1. Charge Spoonに変更。純正サドルは重く、セットバックを取りにくいため変更。ただ、純正サドルはノーズの裏側に持ち手があるたえ、サドルを持って運ぶ際には使いやすい。
2. Rideaのアルミに変更。純正は160g近くあるため、60gほど軽量化できる。また、Rideaはカートリッジベアリングなので耐候性も高い。元はママチャリ並なので、Tangeなどにでも交換した方が良い。サイズは1-1/8のスレッドと特殊。
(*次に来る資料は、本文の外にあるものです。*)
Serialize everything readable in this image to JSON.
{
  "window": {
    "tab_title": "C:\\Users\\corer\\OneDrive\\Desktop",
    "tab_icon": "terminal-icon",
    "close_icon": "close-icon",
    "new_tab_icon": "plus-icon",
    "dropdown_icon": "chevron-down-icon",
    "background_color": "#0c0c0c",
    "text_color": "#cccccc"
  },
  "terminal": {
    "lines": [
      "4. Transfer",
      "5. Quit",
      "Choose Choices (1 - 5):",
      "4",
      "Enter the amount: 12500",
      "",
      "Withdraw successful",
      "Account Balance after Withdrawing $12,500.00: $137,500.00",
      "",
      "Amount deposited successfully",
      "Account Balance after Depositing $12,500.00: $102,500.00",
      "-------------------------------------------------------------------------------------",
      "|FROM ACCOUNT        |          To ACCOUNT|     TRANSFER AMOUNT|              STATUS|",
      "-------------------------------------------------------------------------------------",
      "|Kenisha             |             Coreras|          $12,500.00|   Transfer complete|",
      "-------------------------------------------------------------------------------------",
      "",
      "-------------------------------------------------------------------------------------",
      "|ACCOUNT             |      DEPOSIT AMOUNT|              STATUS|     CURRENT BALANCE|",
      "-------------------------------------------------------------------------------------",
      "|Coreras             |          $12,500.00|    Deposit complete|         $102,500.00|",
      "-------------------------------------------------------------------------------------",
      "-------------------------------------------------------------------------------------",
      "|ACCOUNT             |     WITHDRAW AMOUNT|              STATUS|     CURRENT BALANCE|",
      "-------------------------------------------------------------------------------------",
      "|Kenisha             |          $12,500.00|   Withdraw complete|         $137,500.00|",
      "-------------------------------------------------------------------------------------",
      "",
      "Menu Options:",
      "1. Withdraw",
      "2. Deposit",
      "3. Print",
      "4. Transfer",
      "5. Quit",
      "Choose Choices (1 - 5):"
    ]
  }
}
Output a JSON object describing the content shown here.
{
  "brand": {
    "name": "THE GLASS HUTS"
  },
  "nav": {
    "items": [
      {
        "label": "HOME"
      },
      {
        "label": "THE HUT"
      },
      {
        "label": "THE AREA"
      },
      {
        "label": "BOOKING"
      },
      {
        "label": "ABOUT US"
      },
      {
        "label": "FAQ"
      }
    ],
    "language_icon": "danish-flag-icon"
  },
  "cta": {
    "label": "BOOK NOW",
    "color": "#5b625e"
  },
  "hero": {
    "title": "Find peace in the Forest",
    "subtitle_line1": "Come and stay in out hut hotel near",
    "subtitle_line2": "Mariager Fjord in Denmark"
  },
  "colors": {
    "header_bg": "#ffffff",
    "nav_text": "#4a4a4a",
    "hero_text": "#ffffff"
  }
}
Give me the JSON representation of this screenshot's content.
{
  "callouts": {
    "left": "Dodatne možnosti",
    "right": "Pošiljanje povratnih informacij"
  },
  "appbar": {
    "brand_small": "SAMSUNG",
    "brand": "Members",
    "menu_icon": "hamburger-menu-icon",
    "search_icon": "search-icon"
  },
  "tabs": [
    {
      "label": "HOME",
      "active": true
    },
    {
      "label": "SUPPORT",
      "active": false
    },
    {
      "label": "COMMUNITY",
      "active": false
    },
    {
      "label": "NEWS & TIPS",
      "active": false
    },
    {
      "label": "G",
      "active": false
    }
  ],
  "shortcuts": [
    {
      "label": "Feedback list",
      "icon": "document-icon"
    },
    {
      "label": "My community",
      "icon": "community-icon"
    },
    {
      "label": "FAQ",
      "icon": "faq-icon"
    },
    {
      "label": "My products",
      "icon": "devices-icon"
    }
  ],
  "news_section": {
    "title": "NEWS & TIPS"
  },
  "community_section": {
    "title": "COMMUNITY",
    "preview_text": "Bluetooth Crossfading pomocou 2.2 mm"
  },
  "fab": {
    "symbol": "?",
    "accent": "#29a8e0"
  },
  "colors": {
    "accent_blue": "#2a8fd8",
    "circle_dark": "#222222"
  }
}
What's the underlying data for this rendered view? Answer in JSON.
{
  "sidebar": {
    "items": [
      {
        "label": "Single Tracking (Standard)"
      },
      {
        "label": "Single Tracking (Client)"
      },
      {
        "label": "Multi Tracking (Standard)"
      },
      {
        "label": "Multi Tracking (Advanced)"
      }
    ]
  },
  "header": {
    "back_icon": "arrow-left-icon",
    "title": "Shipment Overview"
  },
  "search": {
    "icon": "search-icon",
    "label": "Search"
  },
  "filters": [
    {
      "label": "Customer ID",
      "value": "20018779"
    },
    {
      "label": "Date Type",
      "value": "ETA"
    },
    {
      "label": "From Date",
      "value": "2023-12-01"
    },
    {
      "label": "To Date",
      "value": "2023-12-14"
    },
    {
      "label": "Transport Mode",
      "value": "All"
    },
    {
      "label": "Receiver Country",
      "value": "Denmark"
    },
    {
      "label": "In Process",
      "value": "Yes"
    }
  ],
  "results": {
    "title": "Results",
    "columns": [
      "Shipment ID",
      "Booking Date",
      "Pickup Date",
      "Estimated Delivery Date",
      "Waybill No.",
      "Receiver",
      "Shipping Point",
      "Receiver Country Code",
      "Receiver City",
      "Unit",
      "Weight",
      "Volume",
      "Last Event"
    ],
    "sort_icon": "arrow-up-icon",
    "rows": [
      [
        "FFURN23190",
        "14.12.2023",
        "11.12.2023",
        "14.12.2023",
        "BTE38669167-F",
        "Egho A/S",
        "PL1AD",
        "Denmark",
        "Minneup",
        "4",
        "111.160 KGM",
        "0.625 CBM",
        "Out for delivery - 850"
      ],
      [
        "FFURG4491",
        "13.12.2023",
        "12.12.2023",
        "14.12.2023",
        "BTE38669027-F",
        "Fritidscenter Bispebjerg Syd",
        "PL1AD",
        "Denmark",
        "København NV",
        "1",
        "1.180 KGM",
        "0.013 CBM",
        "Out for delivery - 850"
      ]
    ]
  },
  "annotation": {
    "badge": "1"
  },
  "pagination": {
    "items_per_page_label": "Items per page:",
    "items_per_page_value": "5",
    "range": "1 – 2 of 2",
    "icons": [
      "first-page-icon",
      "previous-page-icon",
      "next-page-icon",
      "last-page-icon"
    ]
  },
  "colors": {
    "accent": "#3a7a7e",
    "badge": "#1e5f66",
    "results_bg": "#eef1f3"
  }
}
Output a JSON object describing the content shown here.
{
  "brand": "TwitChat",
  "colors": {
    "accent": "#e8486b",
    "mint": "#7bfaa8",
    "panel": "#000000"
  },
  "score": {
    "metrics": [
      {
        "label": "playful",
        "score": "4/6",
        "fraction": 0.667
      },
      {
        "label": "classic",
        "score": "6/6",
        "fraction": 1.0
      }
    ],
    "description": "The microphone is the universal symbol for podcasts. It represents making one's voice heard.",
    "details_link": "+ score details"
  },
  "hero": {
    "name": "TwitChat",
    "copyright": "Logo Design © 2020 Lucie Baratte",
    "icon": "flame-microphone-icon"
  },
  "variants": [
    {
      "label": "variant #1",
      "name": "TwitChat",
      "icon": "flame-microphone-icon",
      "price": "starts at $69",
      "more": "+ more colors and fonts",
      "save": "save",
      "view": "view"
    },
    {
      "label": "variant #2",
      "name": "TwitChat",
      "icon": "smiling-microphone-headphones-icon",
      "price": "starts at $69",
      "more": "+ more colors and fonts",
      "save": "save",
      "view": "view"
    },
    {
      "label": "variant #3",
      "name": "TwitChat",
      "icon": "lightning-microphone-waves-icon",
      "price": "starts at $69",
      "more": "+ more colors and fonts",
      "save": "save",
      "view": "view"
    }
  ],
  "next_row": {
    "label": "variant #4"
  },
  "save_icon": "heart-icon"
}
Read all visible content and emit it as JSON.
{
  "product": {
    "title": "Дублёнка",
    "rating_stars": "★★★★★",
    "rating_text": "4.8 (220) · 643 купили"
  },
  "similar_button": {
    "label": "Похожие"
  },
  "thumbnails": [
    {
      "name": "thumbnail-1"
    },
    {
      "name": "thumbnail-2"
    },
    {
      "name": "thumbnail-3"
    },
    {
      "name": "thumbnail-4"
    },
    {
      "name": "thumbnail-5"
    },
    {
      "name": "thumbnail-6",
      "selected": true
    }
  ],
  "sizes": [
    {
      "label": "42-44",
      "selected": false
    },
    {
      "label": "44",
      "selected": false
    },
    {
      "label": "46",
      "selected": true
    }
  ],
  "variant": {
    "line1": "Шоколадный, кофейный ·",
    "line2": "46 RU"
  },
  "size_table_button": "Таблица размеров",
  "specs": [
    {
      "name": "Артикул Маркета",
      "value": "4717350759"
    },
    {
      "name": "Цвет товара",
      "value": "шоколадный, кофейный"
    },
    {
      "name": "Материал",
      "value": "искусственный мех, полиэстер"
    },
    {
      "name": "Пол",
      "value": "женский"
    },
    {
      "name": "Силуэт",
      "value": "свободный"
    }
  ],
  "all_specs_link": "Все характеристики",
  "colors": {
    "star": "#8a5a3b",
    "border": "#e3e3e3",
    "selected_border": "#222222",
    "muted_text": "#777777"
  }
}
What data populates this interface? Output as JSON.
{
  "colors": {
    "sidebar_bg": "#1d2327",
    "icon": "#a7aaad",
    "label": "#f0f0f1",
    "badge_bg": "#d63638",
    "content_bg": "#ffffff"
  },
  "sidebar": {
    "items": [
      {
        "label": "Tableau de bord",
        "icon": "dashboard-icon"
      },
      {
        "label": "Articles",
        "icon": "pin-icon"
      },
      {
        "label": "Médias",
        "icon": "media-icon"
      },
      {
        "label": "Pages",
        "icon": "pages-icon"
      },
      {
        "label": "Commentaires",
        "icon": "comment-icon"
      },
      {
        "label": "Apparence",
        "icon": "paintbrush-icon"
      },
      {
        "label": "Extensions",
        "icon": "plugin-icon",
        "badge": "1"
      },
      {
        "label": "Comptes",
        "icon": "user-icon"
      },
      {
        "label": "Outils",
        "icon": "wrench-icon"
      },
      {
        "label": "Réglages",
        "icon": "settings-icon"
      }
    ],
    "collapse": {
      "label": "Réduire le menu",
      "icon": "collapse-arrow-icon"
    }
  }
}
3. ブレーキにステーを噛ませてVolt100をマウント。振動が凄いため純正反射板のアルミステーなどはすぐ折れるので注意。流用には幼児車用カゴステーがベスト。
4. Schwalbe Kojakに変更。純正から交換するだけでギアが半段近く軽くなる。ロンドン仕様で重いことで有名だが、ギア比を見直す前にタイヤを替えた方が良い。16インチのWO(349)なので選択肢は少ないが、ワイヤービードのKojakが入手性や転がりも良くお勧め。
5. MKS Esprit Ezy Superiorに変更。純正より重く嵩張るが、左右の踏み心地を合わせるためこちらに。折りたたみペダルでも良いが、市場に欲しい物がないため暫定。
6. シールドベアリングのアルミプーリーに交換。純正はブッシュで回転が悪い。サイズは10Tなので注意が必要。11Tは下側なら付けられるが、クリアランスが厳しくなるので両方10Tの方が良い。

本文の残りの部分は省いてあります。